The rights of workers
In making his determination, the arbitrator leaned heavily on the principles of personal privacy and freedom of speech. The ruling underscored the importance of respecting the drivers’ rights. A direct quote from the decision reads: “the Grievors did not give up to the Employer their fundamental right as Canadian citizens or residents to privacy and freedom of speech on their own time with their colleagues and friends.”
This viewpoint pushes back against the increasing trend of employers monitoring or acting upon employees’ personal and off-the-clock behaviors, particularly in digital spaces.
Criticism of employer’s investigation
Another significant aspect of the ruling was the criticism levied upon the employer’s investigative process. The arbitrator noted procedural flaws and discrepancies in the employer’s approach.
Of particular concern was the employer’s failure to adhere to their own “Workplace Harassment and Discrimination (WHD) Prevention Policy”.
This misstep was deemed significant in the context of the case. The arbitrator did not mince words, pointing out a glaring “conflict of interest between the representative of the purported Complainant (i.e., the Employer) and the designated ‘fair and impartial’ Investigator (i.e., also the Employer)”. Such observations raise concerns about the fairness and impartiality of internal investigations.
Despite the arbitrator’s clear stance on the drivers’ rights and the flawed investigative process, the decision was not devoid of criticism towards the drivers. Their choice of language and the nature of their comments were condemned. The decision made it clear that while their conversations were private, the content was “reprehensible” and not in alignment with accepted norms of decency.

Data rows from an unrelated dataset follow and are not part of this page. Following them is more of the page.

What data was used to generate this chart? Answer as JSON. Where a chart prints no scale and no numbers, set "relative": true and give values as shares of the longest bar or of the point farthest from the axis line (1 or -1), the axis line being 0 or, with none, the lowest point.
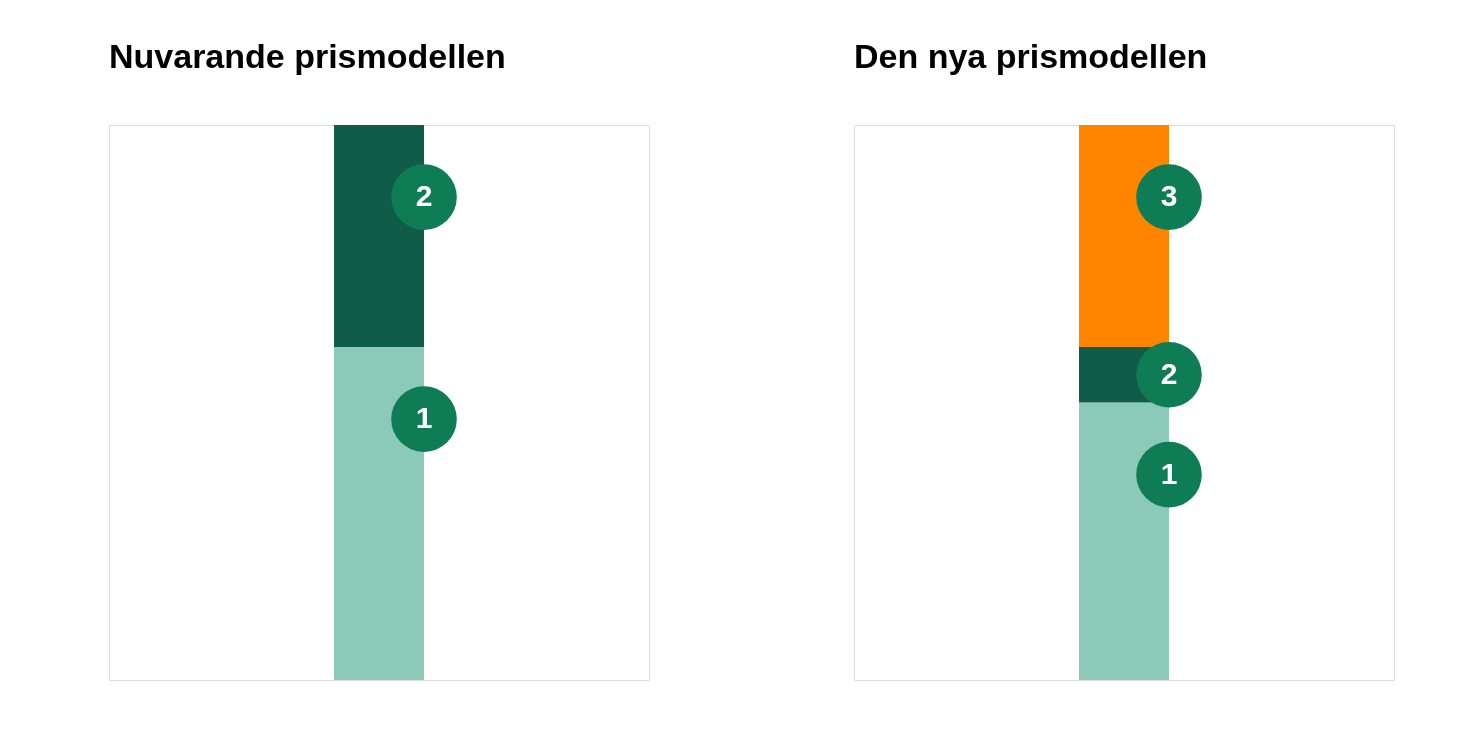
{
  "chart_data": [
    {
      "type": "bar",
      "title": "Nuvarande prismodellen",
      "categories": [
        null
      ],
      "stacked": true,
      "relative": true,
      "series": [
        {
          "name": "1",
          "color": "#8bc9b8",
          "values": [
            0.6
          ]
        },
        {
          "name": "2",
          "color": "#0f5c48",
          "values": [
            0.4
          ]
        }
      ]
    },
    {
      "type": "bar",
      "title": "Den nya prismodellen",
      "categories": [
        null
      ],
      "stacked": true,
      "relative": true,
      "series": [
        {
          "name": "1",
          "color": "#8bc9b8",
          "values": [
            0.5
          ]
        },
        {
          "name": "2",
          "color": "#0f5c48",
          "values": [
            0.1
          ]
        },
        {
          "name": "3",
          "color": "#ff8500",
          "values": [
            0.4
          ]
        }
      ]
    }
  ]
}
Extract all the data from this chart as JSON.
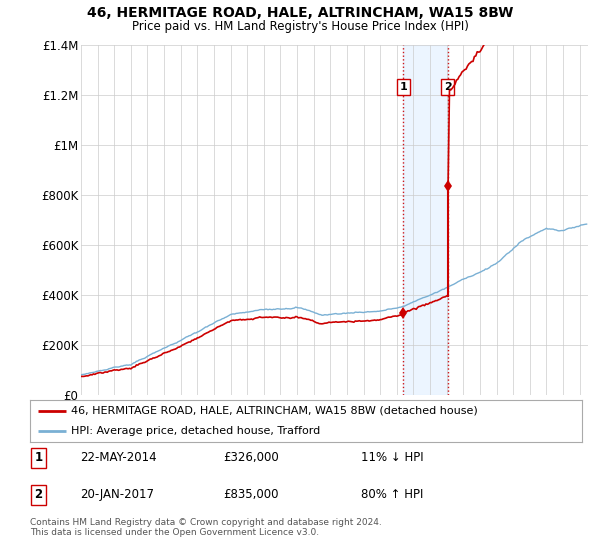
{
  "title1": "46, HERMITAGE ROAD, HALE, ALTRINCHAM, WA15 8BW",
  "title2": "Price paid vs. HM Land Registry's House Price Index (HPI)",
  "ylim": [
    0,
    1400000
  ],
  "xlim_start": 1995.0,
  "xlim_end": 2025.5,
  "property_color": "#cc0000",
  "hpi_color": "#7ab0d4",
  "transaction1_date": 2014.388,
  "transaction1_price": 326000,
  "transaction2_date": 2017.055,
  "transaction2_price": 835000,
  "legend_property": "46, HERMITAGE ROAD, HALE, ALTRINCHAM, WA15 8BW (detached house)",
  "legend_hpi": "HPI: Average price, detached house, Trafford",
  "note1_label": "1",
  "note1_date": "22-MAY-2014",
  "note1_price": "£326,000",
  "note1_hpi": "11% ↓ HPI",
  "note2_label": "2",
  "note2_date": "20-JAN-2017",
  "note2_price": "£835,000",
  "note2_hpi": "80% ↑ HPI",
  "footer": "Contains HM Land Registry data © Crown copyright and database right 2024.\nThis data is licensed under the Open Government Licence v3.0.",
  "background_color": "#ffffff",
  "grid_color": "#cccccc",
  "yticks": [
    0,
    200000,
    400000,
    600000,
    800000,
    1000000,
    1200000,
    1400000
  ],
  "ytick_labels": [
    "£0",
    "£200K",
    "£400K",
    "£600K",
    "£800K",
    "£1M",
    "£1.2M",
    "£1.4M"
  ]
}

However, the focus remained firmly on the broader implications of the case. In an era where digital conversations blur the lines between personal and professional, the verdict sets a precedent about where to draw the line. For many, it raises the question: To what extent can, or should, employers venture into the personal digital conversations of their employees, even if they potentially reflect poorly on the company?
Concluding the case, the arbitrator ruled that the termination of all five drivers was without “just cause”. As a result, GO Transit has been ordered to reinstate them to their former positions, compensate them fully for their period of absence, and ensure that all records of this disciplinary action are expunged from their employment files.